Just as Pharoah's heart was hardened by God's miraculous signs, the gospel and God's truth also harden peoples hearts who refuse to accept it - even today. Please kind reader, consider these passages and weigh them carefully in your mind. If you were previously convinced that Calvinism is true, then probably you have many questions and other passages you wish to consider. These passages and many more points may better fall into our further studies regarding the other tenets of Calvinism. This is to be expected since Calvinism is such a highly connected and logical set of beliefs.

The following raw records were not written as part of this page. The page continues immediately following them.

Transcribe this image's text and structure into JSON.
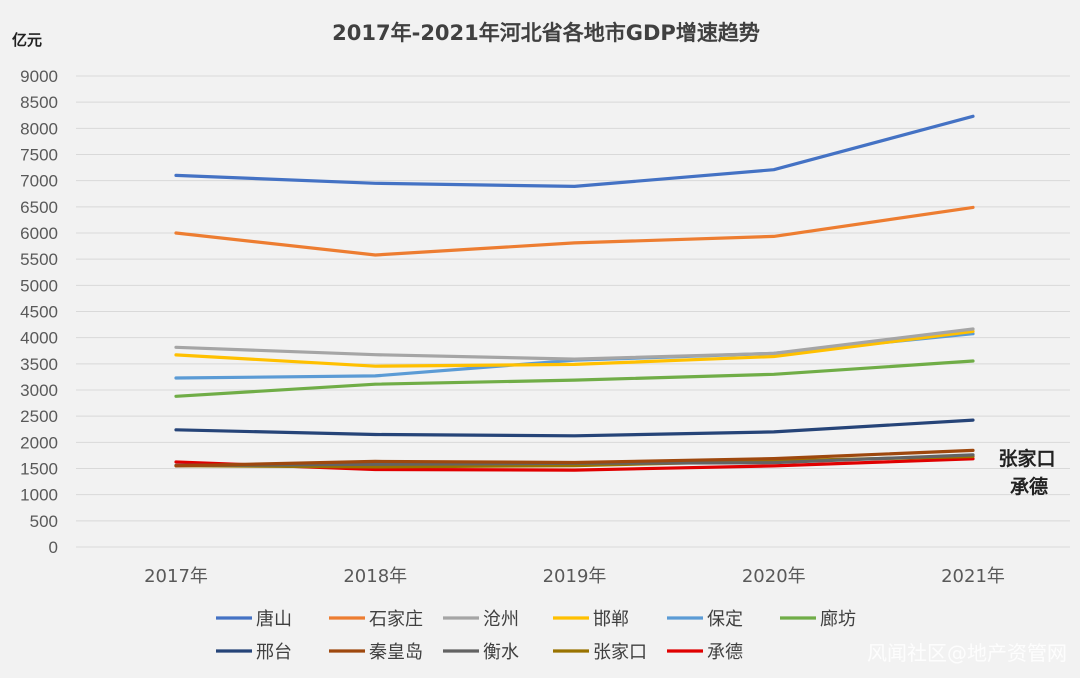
{
  "chart_data": {
    "type": "line",
    "title": "2017年-2021年河北省各地市GDP增速趋势",
    "ylabel": "亿元",
    "xlabel": "",
    "ylim": [
      0,
      9000
    ],
    "ystep": 500,
    "categories": [
      "2017年",
      "2018年",
      "2019年",
      "2020年",
      "2021年"
    ],
    "series": [
      {
        "name": "唐山",
        "color": "#4472c4",
        "values": [
          7100,
          6950,
          6890,
          7210,
          8230
        ]
      },
      {
        "name": "石家庄",
        "color": "#ed7d31",
        "values": [
          6000,
          5580,
          5810,
          5935,
          6490
        ]
      },
      {
        "name": "沧州",
        "color": "#a5a5a5",
        "values": [
          3815,
          3675,
          3590,
          3700,
          4165
        ]
      },
      {
        "name": "邯郸",
        "color": "#ffc000",
        "values": [
          3670,
          3455,
          3490,
          3640,
          4120
        ]
      },
      {
        "name": "保定",
        "color": "#5b9bd5",
        "values": [
          3230,
          3270,
          3570,
          3700,
          4075
        ]
      },
      {
        "name": "廊坊",
        "color": "#70ad47",
        "values": [
          2880,
          3110,
          3190,
          3300,
          3555
        ]
      },
      {
        "name": "邢台",
        "color": "#264478",
        "values": [
          2240,
          2150,
          2125,
          2200,
          2425
        ]
      },
      {
        "name": "秦皇岛",
        "color": "#9e480e",
        "values": [
          1550,
          1635,
          1615,
          1690,
          1845
        ]
      },
      {
        "name": "衡水",
        "color": "#636363",
        "values": [
          1560,
          1580,
          1600,
          1610,
          1760
        ]
      },
      {
        "name": "张家口",
        "color": "#997300",
        "values": [
          1555,
          1530,
          1555,
          1645,
          1730
        ]
      },
      {
        "name": "承德",
        "color": "#e00000",
        "values": [
          1625,
          1480,
          1470,
          1550,
          1685
        ]
      }
    ],
    "annotations": [
      "张家口",
      "承德"
    ]
  },
  "watermark": "风闻社区@地产资管网"
}
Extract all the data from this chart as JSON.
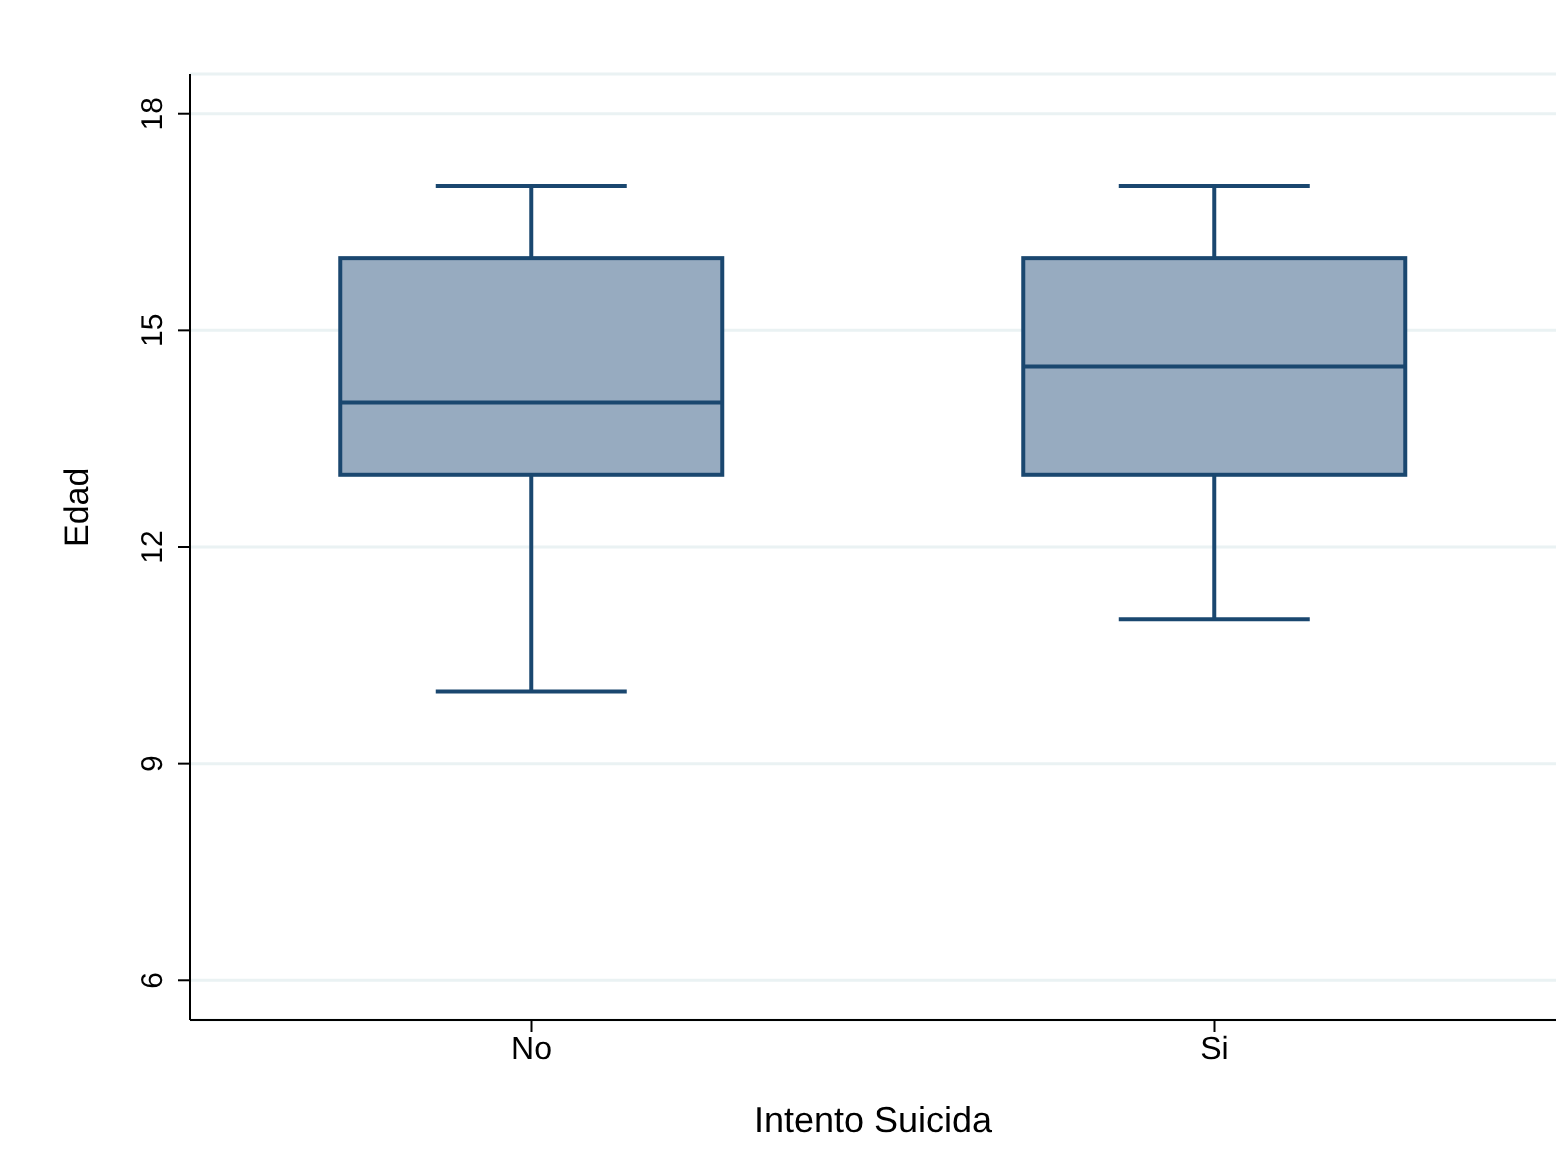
{
  "chart_data": {
    "type": "box",
    "categories": [
      "No",
      "Si"
    ],
    "xlabel": "Intento Suicida",
    "ylabel": "Edad",
    "ylim": [
      5.45,
      18.55
    ],
    "yticks": [
      6,
      9,
      12,
      15,
      18
    ],
    "grid": "y",
    "series": [
      {
        "color": "#97abc0",
        "boxes": [
          {
            "low": 10,
            "q1": 13,
            "median": 14,
            "q3": 16,
            "high": 17
          },
          {
            "low": 11,
            "q1": 13,
            "median": 14.5,
            "q3": 16,
            "high": 17
          }
        ]
      }
    ]
  }
}
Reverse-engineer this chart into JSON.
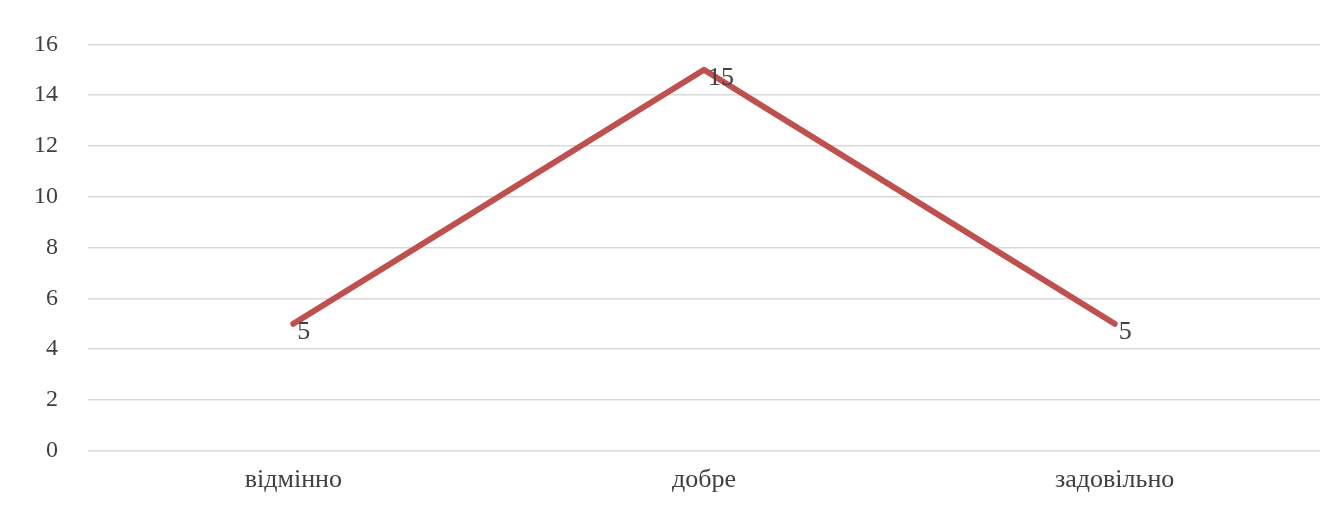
{
  "chart_data": {
    "type": "line",
    "categories": [
      "відмінно",
      "добре",
      "задовільно"
    ],
    "series": [
      {
        "color": "#c0504d",
        "values": [
          5,
          15,
          5
        ]
      }
    ],
    "ylim": [
      0,
      16
    ],
    "yticks": [
      0,
      2,
      4,
      6,
      8,
      10,
      12,
      14,
      16
    ],
    "grid": "y",
    "legend": false,
    "marker": "none",
    "line_style": "solid",
    "data_labels": true
  }
}
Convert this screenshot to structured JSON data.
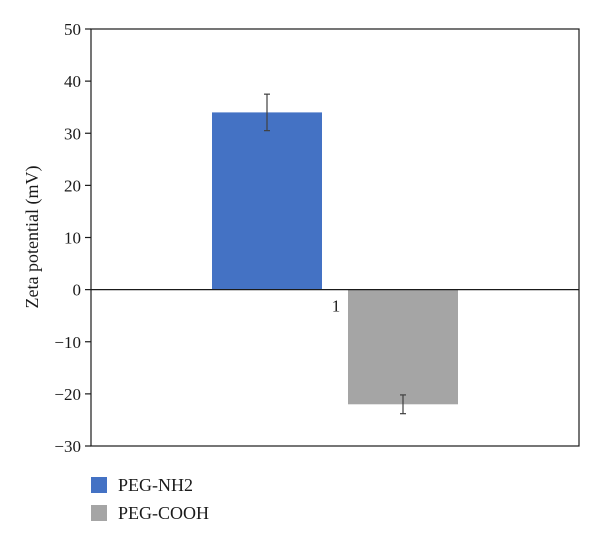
{
  "chart_data": {
    "type": "bar",
    "categories": [
      "1"
    ],
    "series": [
      {
        "name": "PEG-NH2",
        "values": [
          34
        ],
        "error": [
          3.5
        ],
        "color": "#4472c4"
      },
      {
        "name": "PEG-COOH",
        "values": [
          -22
        ],
        "error": [
          1.8
        ],
        "color": "#a5a5a5"
      }
    ],
    "title": "",
    "xlabel": "",
    "ylabel": "Zeta potential (mV)",
    "ylim": [
      -30,
      50
    ],
    "yticks": [
      50,
      40,
      30,
      20,
      10,
      0,
      -10,
      -20,
      -30
    ],
    "ytick_labels": [
      "50",
      "40",
      "30",
      "20",
      "10",
      "0",
      "−10",
      "−20",
      "−30"
    ],
    "grid": false,
    "legend_position": "bottom-left"
  }
}
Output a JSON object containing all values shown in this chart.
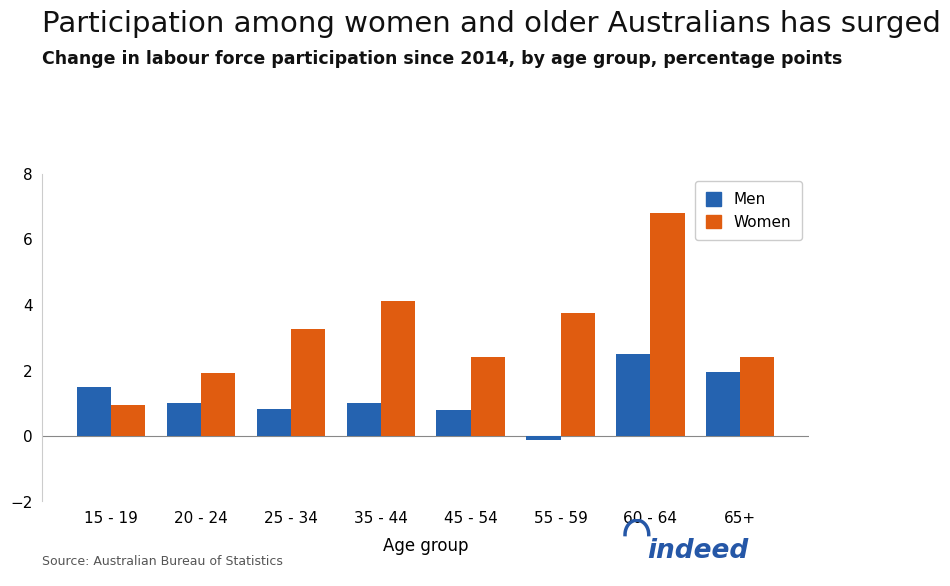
{
  "title": "Participation among women and older Australians has surged",
  "subtitle": "Change in labour force participation since 2014, by age group, percentage points",
  "categories": [
    "15 - 19",
    "20 - 24",
    "25 - 34",
    "35 - 44",
    "45 - 54",
    "55 - 59",
    "60 - 64",
    "65+"
  ],
  "men_values": [
    1.5,
    1.0,
    0.8,
    1.0,
    0.78,
    -0.12,
    2.5,
    1.95
  ],
  "women_values": [
    0.95,
    1.9,
    3.25,
    4.1,
    2.4,
    3.75,
    6.8,
    2.4
  ],
  "men_color": "#2563b0",
  "women_color": "#e05c10",
  "xlabel": "Age group",
  "ylim": [
    -2,
    8
  ],
  "yticks": [
    -2,
    0,
    2,
    4,
    6,
    8
  ],
  "source_text": "Source: Australian Bureau of Statistics",
  "background_color": "#ffffff",
  "title_fontsize": 21,
  "subtitle_fontsize": 12.5,
  "bar_width": 0.38,
  "legend_labels": [
    "Men",
    "Women"
  ],
  "indeed_color": "#2557a7"
}
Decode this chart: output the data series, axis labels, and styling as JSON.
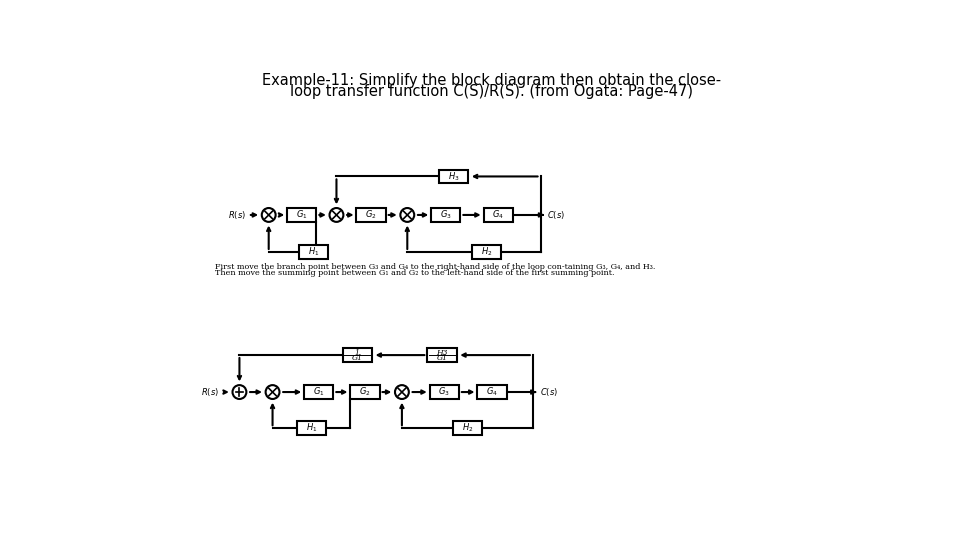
{
  "title_line1": "Example-11: Simplify the block diagram then obtain the close-",
  "title_line2": "loop transfer function C(S)/R(S). (from Ogata: Page-47)",
  "bg_color": "#ffffff",
  "line_color": "#000000",
  "lw": 1.5,
  "note_line1": "First move the branch point between G₃ and G₄ to the right-hand side of the loop con-taining G₃, G₄, and H₃.",
  "note_line2": "Then move the summing point between G₁ and G₂ to the left-hand side of the first summing point."
}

Would you then continue to study with us as we begin looking at the various beliefs that arise from the implications of predestination and the absolute exercise of the sovereignty of God? If not, please consider these questions carefully and please do not dismiss them hastily without considering the logical implications of these verses. Please do not resume your life by ignoring or not answering the questions raised in this article, or else your heart may be similarly hardened by these truths.